Cette 3e et dernière section enchaîne par un article entièrement consacré au « porno durable » ou « porno vert » (pp. 173 & 181). Ce nouveau porno modifie les conditions sociales et financières des acteurs et des réalisateurs, et constitue pour les actrices notamment un mode d’« empowerment » qui relègue les attaques féministes du porno traditionnel dans un ringardisme hors d’âge. On a parfois droit à des détails dont on se demande comment ils tombent dans la soupe : « une sodomie de Rocco Siffredi, c’est quinze jours sans pouvoir s’asseoir et donc sans travailler » (p. 182). Glups ! J’en connais qui demanderaient à voir ! Puis la question transgenre est abordée, avec ses évolutions récentes dues aux technologies, notamment chez les FtM (Female to Male), concomitantes avec un changement d’attitude : si « la règle fut longtemps de nier son passé « dans l’autre sexe » » (p. 208), les transgenres ont maintenant tendance à faire leur coming out en tant que « trans », et souvent à se passer des « opérations « du bas » et notamment la phalloplastie et la métaoidioplastie par opposition à celles du haut (mammectomie) » (p. 209). L’exemple développé des mémoires de Max Wolf Valerio, FtM devenu assez macho, est fort intéressant, et remet en cause les positions de « la culture séparatiste lesbienne féministe » (p. 211).

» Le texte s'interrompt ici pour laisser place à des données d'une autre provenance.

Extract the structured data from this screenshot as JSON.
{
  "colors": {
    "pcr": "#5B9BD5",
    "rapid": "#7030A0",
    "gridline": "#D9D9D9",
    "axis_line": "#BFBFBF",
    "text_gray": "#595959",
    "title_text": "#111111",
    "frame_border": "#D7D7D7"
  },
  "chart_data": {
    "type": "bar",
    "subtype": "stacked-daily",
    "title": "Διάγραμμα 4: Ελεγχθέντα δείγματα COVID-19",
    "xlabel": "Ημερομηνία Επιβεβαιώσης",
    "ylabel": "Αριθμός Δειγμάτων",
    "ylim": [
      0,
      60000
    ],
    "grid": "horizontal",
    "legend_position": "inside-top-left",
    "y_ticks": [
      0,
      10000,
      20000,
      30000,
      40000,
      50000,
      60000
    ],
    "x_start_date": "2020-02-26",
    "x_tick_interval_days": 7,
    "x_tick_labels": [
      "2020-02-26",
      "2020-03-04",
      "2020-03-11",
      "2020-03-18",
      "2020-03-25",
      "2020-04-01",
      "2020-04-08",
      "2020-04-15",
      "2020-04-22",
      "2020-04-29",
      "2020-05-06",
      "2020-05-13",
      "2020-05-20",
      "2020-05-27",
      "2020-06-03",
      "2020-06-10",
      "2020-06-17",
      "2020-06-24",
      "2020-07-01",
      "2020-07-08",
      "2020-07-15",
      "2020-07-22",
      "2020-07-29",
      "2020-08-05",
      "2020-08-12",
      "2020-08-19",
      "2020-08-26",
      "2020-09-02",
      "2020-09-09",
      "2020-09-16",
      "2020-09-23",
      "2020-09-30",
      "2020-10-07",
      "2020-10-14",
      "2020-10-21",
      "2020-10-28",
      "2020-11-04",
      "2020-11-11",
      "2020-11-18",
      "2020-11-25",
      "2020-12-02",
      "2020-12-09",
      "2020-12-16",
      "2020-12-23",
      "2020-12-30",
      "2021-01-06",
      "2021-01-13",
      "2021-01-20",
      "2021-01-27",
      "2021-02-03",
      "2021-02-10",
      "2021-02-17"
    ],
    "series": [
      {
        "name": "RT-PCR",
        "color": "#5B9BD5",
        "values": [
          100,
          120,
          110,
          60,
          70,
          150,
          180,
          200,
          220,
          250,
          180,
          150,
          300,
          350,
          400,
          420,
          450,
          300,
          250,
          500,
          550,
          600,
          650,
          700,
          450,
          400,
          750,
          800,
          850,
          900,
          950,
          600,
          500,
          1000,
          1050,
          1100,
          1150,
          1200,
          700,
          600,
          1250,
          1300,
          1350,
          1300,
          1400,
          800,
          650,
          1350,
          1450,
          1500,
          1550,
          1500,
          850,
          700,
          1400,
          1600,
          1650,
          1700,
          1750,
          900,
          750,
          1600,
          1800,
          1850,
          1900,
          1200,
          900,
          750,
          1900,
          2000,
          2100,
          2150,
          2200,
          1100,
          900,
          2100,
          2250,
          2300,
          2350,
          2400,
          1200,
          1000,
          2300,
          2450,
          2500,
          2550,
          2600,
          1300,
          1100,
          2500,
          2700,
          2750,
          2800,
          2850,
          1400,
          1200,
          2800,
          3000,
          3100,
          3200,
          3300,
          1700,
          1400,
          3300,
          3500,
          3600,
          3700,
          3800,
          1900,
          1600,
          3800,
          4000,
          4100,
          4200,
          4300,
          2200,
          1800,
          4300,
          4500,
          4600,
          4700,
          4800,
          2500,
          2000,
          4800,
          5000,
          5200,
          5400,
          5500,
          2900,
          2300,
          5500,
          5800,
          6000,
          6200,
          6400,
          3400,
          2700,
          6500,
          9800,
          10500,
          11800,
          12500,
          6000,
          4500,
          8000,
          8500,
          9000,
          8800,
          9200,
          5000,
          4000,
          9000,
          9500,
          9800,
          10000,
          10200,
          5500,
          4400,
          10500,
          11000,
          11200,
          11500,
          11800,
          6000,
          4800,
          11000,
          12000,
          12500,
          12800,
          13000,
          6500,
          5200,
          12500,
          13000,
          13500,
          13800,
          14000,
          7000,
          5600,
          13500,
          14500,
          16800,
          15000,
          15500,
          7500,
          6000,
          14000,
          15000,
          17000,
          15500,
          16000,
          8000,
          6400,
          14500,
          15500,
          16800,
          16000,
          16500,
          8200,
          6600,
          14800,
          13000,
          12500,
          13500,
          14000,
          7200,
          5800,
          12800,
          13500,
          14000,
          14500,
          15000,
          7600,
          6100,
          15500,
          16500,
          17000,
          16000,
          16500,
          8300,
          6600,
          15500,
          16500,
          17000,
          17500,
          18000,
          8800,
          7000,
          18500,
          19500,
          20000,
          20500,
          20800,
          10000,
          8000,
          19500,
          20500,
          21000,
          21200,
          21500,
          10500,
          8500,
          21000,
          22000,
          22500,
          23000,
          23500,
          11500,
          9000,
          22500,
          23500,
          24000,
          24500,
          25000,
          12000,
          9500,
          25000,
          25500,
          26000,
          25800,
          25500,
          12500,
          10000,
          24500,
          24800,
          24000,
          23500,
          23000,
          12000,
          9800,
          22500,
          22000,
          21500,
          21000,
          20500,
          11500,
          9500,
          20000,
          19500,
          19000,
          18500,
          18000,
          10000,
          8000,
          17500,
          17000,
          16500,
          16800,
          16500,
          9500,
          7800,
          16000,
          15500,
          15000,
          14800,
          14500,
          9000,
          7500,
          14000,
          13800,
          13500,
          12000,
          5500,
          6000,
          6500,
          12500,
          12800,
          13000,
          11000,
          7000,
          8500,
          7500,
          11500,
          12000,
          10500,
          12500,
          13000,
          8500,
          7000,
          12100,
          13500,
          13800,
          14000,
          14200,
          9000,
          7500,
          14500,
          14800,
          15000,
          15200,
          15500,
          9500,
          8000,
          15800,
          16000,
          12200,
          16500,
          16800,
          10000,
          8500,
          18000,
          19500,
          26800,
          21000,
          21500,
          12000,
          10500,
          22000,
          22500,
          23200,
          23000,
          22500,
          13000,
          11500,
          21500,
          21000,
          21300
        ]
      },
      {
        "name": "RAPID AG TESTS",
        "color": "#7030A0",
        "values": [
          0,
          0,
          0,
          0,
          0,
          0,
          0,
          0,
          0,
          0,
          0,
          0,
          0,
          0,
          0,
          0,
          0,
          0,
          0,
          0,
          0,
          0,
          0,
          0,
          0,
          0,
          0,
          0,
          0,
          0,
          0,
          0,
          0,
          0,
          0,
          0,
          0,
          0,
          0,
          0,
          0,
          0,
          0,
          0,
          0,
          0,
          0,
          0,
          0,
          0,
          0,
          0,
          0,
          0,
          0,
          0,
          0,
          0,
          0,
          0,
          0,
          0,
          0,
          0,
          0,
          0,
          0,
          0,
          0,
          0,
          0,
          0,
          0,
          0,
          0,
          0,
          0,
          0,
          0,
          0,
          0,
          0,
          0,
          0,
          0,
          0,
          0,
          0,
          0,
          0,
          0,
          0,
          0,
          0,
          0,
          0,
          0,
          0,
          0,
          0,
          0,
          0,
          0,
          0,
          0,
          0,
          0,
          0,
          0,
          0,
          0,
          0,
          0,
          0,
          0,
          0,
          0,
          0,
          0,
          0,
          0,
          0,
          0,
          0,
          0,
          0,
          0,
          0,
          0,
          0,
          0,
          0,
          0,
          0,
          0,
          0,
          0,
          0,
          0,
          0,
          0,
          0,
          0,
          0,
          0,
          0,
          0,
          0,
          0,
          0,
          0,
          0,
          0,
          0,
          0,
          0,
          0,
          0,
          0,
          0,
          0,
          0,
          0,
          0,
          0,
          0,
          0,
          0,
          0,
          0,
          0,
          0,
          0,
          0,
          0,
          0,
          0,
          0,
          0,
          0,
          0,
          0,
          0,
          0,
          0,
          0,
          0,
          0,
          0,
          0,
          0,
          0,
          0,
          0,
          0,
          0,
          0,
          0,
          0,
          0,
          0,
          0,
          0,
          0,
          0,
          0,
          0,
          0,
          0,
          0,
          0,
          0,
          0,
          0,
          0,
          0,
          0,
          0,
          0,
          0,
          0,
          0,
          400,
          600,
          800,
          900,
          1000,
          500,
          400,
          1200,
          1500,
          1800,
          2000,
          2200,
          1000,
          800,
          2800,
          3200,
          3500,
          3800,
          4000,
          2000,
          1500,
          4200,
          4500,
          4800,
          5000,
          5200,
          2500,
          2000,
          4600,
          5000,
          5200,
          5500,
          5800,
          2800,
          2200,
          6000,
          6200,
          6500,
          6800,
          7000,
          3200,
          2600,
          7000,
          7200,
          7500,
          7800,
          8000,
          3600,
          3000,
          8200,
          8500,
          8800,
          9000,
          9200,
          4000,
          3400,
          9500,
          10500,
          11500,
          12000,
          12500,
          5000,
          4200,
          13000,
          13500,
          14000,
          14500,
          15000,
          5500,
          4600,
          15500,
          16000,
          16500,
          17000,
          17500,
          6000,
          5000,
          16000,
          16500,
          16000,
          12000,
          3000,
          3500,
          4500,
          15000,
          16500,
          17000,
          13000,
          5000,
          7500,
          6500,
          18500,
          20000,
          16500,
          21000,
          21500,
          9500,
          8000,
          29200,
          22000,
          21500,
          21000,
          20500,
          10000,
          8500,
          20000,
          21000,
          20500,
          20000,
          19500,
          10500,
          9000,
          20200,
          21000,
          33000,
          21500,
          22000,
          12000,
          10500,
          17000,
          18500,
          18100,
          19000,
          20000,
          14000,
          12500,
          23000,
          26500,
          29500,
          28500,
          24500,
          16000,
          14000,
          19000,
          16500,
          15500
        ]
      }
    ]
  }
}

Un long article est consacré au BDSM, dont l’auteur se proclame adepte. Là, j’avoue avoir du mal à suivre le propos. Si je résume la thèse : « Pourquoi le BDSM, si pratique pour dénaturaliser, pervertir, resignifier ou bien tout simplement réagir à des dynamiques de pouvoir opprimantes […] n’a pas été articulé à l’époque contemporaine de manière à transformer, à réduire les écarts ou les déséquilibres de pouvoir constatés au quotidien dans notre culture » (p. 231). Et de regretter qu’il n’y ait pas de coming out BDSM. Le coming out posthume « du milliardaire Forbes » est signalé en note (p. 232). J’ai du mal à suivre aussi le dégommage de Lacan et de Freud (sans oublier le marquis de Sade), sorte d’exercices imposés qui deviennent lassants tant c’est à la mode. Bourcier s’adresse à des initiés, et on a envie de le renvoyer à « Des nains sur des épaules de géants », le mot fameux de Bernard de Chartres. Ce long article se termine sur un slogan à la Besancenot, toujours à propos du BDSM : « Il y a contrat et contrat et il faut garder en mémoire que le contrat est aussi le bras armé du capitalisme et du libéralisme » (p. 280). Tout ça pour en arriver là ? Bref, à mon humble avis, et sans passer par Lacan ou Freud, s’il s’agit de remettre en cause par une activité les rapports de pouvoir, le BDSM me semble aussi pertinent comme pratique que les jeux de rôle, le football, le naturisme, la danse, les pubs, la boxe, ou à peu près n’importe quelle activité sociale qui réunit des classes différentes. Bref, ces développements sur le BDSM me passionnent autant que si je lisais une revue de passionnés de Harley-Davidson, de Mylène Farmer ou d’aéromodélisme. C’est une passion, avec ses adeptes, qui sont capables de prendre leur pied en en parlant. Enfin, le simple fait de mentionner que Forbes en était adepte donne à mon avis – humble ! – les limites des prétentions révolutionnaires de ce hobby. Je sens que je vais me faire incendier, mais j’aime ça !
Les « homonormatifs »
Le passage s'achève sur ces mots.